Common Mistakes to Avoid
The most common mistake is being too vague. Rules like 'write clean, maintainable code' give the AI nothing to work with. Instead, specify exactly what clean means in your project: 'Functions should be under 30 lines. Extract complex conditionals into named variables. Use early returns instead of nested if-else chains.'
The second mistake is making the file too long. AI models have attention limits — a 500-line CLAUDE.md means the model may lose focus on your most important rules buried in the middle. Keep your CLAUDE.md under 200 lines. If you need more, use subdirectory-specific files for framework or module-specific rules.

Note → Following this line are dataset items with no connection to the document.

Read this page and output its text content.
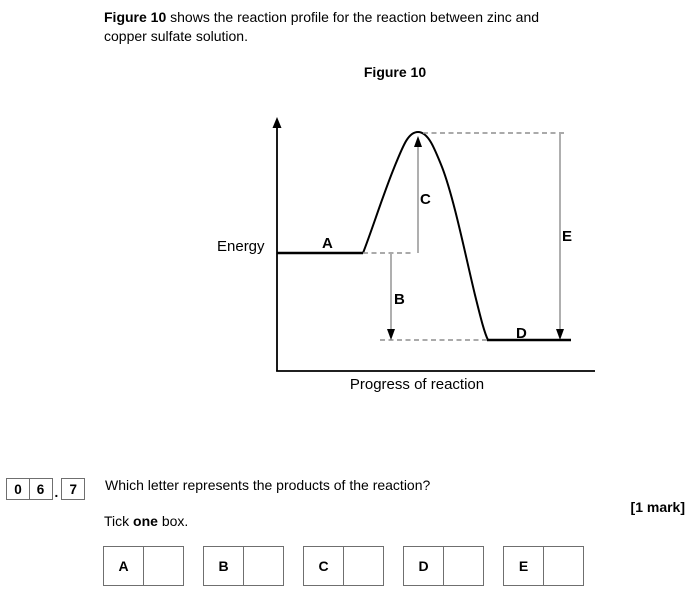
Figure 10 shows the reaction profile for the reaction between zinc and
copper sulfate solution.

Figure 10
Energy	A
B
C
D
E
Progress of reaction
0	6 . 7	Which letter represents the products of the reaction?
[1 mark]
Tick one box.
A	B	C	D	E
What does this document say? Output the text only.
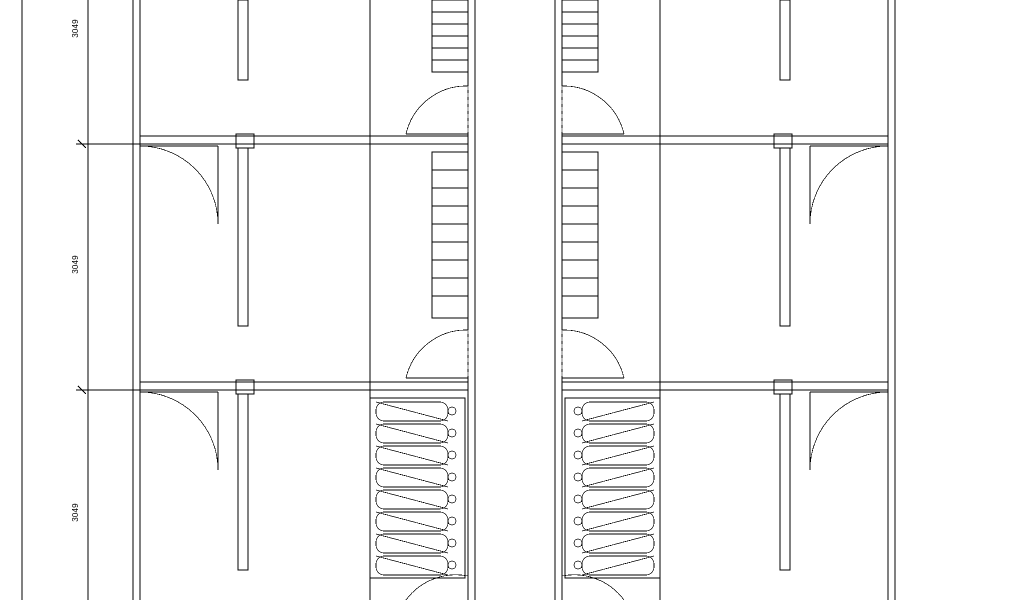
3049
3049
3049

Finally, don't set and forget. Your CLAUDE.md should evolve as your project and team evolve. Review it monthly, update it when you adopt new tools or patterns, and treat it like any other piece of living documentation in your repository.
- Too vague: 'Write good code' → AI ignores it. Be specific and actionable.
- Too long: 500+ lines → AI loses focus. Keep under 200 lines.
- Set and forget: Rules go stale. Review and update monthly.
- No examples: Telling the AI what NOT to do without showing what TO do.
A 500-line CLAUDE.md is worse than a 50-line one. AI models have attention limits — keep your rules focused, specific, and under 200 lines for best results.